Have you ever heard of the commonly joked about character, “the convertible hijabi?” The drop-top nickname for sisters within our communities, particularly those who only cover during times like prayer, when Qur’an is recited, and during other Islamic instances, and will remove or wear it improperly during others. You all know of this concept and this popular term that has been assigned to it, right?
I feel this phrase carries a lot of negativity, the kind our sisters already struggling with hijab don’t need at all. We may be passionate about our fellow sisters covering themselves, but we have to be careful in how we respect them. If we really wish for them to one day start covering with hijab, we need rethink the use of this term and phrase altogether.
Firstly, we have to remember to sometimes look at things from others’ shoes. Do you know their heart’s feelings on their desire to practice hijab? Maybe they lack positive encouragement from family or friends, a situation you never have or never will experience. Perhaps this sister has a genuine yearning to begin hijab and has come close to doing so many times, but is turned off by negativity such as this phrase and ultimately gives up.
Or maybe the sister is on the verge of making a major change in her life and is slowly increasing in her closeness to Allah (SWT), a change the likes of which you have no knowledge of at all. Whatever the case may be, there’s much more going on with these sisters than you think, and you can’t simply judge them off so easily without taking a walk in their shoes.
There’s also a possibility this sister is struggling with this part of the Deen. Mankind by nature struggles to perform duties on a day-to-day basis, and every Muslim struggles to worship Allah, some more than others. You can’t ever forget this, especially in light of our fellow Muslim sisters. Sisters who are having difficulty with hijab should be told that it’s completely okay to struggle, and not have their inner battles be turned into mockery.
Sure, you may see a Muslimah who doesn’t wear hijab as well as you she really should, but assigning her the label “convertible hijabi” isn’t going to help any. It’s simply going to make things worse and paint a picture of hopelessness to our potential future covered hijabi.

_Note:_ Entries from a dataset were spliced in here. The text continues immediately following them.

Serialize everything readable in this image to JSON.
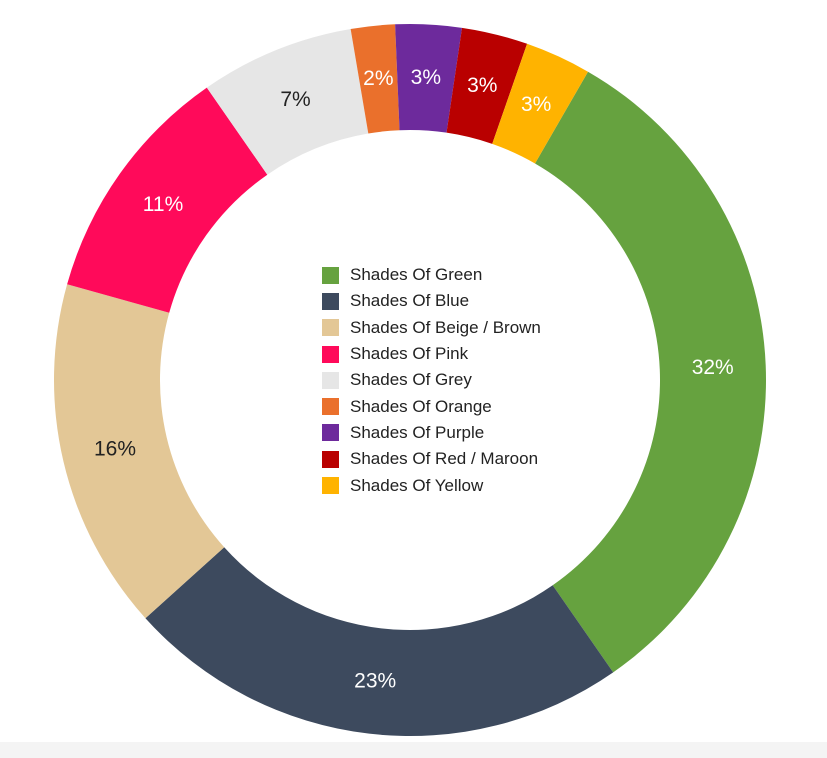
{
  "chart_data": {
    "type": "pie",
    "variant": "donut",
    "title": "",
    "legend_position": "center",
    "slices": [
      {
        "name": "Shades Of Green",
        "value": 32,
        "label": "32%",
        "color": "#66a23f",
        "label_color": "#ffffff"
      },
      {
        "name": "Shades Of Blue",
        "value": 23,
        "label": "23%",
        "color": "#3d4a5e",
        "label_color": "#ffffff"
      },
      {
        "name": "Shades Of Beige / Brown",
        "value": 16,
        "label": "16%",
        "color": "#e3c796",
        "label_color": "#222222"
      },
      {
        "name": "Shades Of Pink",
        "value": 11,
        "label": "11%",
        "color": "#ff0a5a",
        "label_color": "#ffffff"
      },
      {
        "name": "Shades Of Grey",
        "value": 7,
        "label": "7%",
        "color": "#e6e6e6",
        "label_color": "#222222"
      },
      {
        "name": "Shades Of Orange",
        "value": 2,
        "label": "2%",
        "color": "#ea702c",
        "label_color": "#ffffff"
      },
      {
        "name": "Shades Of Purple",
        "value": 3,
        "label": "3%",
        "color": "#6d2a9c",
        "label_color": "#ffffff"
      },
      {
        "name": "Shades Of Red / Maroon",
        "value": 3,
        "label": "3%",
        "color": "#b90000",
        "label_color": "#ffffff"
      },
      {
        "name": "Shades Of Yellow",
        "value": 3,
        "label": "3%",
        "color": "#ffb300",
        "label_color": "#ffffff"
      }
    ]
  }
}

Lastly, instead of writing her off as an evil sinner, realize that she has inner good within herself. Think about it. Sure she might only cover when she’s praying or during Qur’anic recitation at wedding parties, but isn’t that a good thing? It shows that even though she’s not covering herself all the time, she still has something good within her. MashaAllah, that is amazing. So many Muslim women around the world straight up hate, mock, or reject hijab, and are rarely seen wearing it, let alone praying or practicing Islam at all. This sister, on the other hand, is much better. So instead of attacking her weakness, empower her strengths.
Remind her about that feeling that comes when she is covered up praying to Allah. Or the chills down her back when praying taraweh at her masjid with her family and friends. Ask her to think about extending those feelings from once in a while to every single day of her life. She’s probably never thought about it that way, let alone been approached in such a positive way. Encouraging people will win by land slides over insulting them.
So let’s think twice about our negative use of the term “convertible hijabi” in our day-to-day Muslim community vernacular. Not only is it a negative phrase, it brings about a negative mindset. Instead, let’s say “potential hijabi” and move towards motivating this practice of Islam for our sisters and away from complicating it for them.
I ask Allah ‘azza wa jal to make it easy for the sisters struggling to one day being properly wearing hijab. If you’re a sister and you’ve been struggling with hijab, I ask that Allah empowers you to begin easily. You have the inner goodness to do so, and inshaAllah one day you’ll find it and use it to start wearing hijab forever.